Формирование государственно-монополистического ка­питализма сопровождалось дальнейшим усилением реак­ции «по всей линии», создавало предпосылки для небыва­лой концентрации власти в руках могущественных группи­ровок монополистической буржуазии и ее политического представительства. Монополии, работавшие непосред­ственно на войну по государственным заказам, сумели потеснить конкурентов, ориентированных на экспорт и внешние рынки. Наибольшие выгоды выпали на долю тя­желой индустрии и химической промышленности.

Военная организация экономики обеспечивала монопо­лиям твердую конъюнктуру, жесткий контроль над рабо­чими на предприятиях.
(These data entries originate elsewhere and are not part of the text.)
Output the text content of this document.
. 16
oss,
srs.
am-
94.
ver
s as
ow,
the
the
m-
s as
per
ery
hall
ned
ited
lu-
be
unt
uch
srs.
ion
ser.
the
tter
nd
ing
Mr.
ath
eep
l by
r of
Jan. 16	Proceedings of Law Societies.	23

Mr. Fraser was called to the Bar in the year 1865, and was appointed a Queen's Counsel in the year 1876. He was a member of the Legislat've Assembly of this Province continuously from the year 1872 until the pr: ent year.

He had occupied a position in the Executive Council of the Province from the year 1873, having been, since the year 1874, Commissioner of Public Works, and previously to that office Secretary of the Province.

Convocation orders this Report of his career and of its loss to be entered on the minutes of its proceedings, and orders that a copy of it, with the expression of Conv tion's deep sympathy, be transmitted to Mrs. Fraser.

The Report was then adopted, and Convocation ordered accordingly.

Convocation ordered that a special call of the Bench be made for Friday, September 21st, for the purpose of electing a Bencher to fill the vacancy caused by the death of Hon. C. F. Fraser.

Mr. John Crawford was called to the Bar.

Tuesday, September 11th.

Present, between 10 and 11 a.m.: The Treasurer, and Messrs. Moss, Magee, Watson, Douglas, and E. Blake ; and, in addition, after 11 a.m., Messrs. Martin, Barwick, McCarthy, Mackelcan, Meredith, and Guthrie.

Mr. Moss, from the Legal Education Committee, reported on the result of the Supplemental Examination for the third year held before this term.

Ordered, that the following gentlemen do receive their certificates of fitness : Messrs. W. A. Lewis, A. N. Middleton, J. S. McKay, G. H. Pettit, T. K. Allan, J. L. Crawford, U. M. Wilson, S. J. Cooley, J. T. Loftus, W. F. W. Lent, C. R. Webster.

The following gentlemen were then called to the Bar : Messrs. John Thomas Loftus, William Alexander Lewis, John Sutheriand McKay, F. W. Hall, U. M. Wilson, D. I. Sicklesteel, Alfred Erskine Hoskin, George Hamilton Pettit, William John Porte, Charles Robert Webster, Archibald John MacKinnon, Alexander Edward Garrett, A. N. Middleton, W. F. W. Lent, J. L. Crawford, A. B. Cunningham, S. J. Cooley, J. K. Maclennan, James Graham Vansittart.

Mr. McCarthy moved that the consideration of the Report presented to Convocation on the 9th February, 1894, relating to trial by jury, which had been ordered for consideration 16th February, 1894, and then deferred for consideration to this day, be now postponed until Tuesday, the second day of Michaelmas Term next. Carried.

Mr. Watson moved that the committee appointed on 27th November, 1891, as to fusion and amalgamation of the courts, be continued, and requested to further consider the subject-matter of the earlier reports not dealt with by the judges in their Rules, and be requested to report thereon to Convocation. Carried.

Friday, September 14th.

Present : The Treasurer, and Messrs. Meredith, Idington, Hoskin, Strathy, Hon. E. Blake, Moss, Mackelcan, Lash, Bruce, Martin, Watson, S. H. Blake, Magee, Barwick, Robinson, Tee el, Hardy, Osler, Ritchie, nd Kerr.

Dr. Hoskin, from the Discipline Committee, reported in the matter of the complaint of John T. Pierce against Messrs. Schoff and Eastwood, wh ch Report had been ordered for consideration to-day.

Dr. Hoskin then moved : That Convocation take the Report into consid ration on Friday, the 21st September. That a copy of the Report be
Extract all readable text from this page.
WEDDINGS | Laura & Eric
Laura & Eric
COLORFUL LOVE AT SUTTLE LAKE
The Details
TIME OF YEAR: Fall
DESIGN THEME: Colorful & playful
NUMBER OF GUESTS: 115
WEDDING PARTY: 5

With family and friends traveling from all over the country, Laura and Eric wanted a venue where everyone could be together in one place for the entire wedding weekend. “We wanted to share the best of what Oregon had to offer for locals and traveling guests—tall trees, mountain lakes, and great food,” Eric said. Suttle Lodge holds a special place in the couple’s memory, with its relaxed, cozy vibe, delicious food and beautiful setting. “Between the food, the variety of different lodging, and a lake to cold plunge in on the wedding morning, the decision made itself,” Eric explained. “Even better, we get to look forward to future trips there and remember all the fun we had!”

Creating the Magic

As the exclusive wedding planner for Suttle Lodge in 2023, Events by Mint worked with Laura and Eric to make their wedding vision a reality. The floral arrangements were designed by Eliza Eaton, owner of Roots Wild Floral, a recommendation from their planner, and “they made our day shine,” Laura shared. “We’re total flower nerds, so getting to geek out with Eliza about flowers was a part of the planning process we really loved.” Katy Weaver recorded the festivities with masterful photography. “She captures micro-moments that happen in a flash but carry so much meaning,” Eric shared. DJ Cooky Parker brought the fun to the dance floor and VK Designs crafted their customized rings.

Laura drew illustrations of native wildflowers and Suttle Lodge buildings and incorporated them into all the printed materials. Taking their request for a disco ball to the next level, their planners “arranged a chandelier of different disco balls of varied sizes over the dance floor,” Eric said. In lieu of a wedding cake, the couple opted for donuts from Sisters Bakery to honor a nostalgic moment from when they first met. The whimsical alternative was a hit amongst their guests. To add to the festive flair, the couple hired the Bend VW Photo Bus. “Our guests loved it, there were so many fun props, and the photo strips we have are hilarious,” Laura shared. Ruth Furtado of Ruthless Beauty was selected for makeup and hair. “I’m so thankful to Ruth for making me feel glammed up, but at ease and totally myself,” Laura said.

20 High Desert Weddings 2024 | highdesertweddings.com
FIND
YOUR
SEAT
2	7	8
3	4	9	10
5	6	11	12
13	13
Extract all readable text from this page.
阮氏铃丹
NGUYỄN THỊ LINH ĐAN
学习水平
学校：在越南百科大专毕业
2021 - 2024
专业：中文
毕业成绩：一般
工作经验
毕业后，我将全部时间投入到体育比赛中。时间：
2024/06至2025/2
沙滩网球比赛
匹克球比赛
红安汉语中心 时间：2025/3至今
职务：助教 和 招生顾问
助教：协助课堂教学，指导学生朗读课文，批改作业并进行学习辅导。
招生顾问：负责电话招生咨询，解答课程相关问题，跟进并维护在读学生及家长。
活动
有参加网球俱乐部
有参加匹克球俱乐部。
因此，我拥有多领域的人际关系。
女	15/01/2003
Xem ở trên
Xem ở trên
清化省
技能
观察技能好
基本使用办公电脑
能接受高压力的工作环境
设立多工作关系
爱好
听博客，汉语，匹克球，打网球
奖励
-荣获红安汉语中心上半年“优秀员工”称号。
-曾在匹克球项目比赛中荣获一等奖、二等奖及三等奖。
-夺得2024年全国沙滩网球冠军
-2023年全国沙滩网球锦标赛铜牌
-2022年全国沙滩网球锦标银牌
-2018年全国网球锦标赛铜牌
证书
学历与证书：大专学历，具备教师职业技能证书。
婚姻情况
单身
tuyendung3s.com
Характерно, что даже западногер­манский буржуазный историк Г. Шульц усматривает в военной экономике тех лет структурное сходство с эко­номической организацией «третьего рейха».

Рост могущества государственно-бюрократическо­го аппарата, его срастание с монополистической оли­гархией создают объективные возможности для возник­новения авторитарно-диктаторских режимов, в том числе и фашистских.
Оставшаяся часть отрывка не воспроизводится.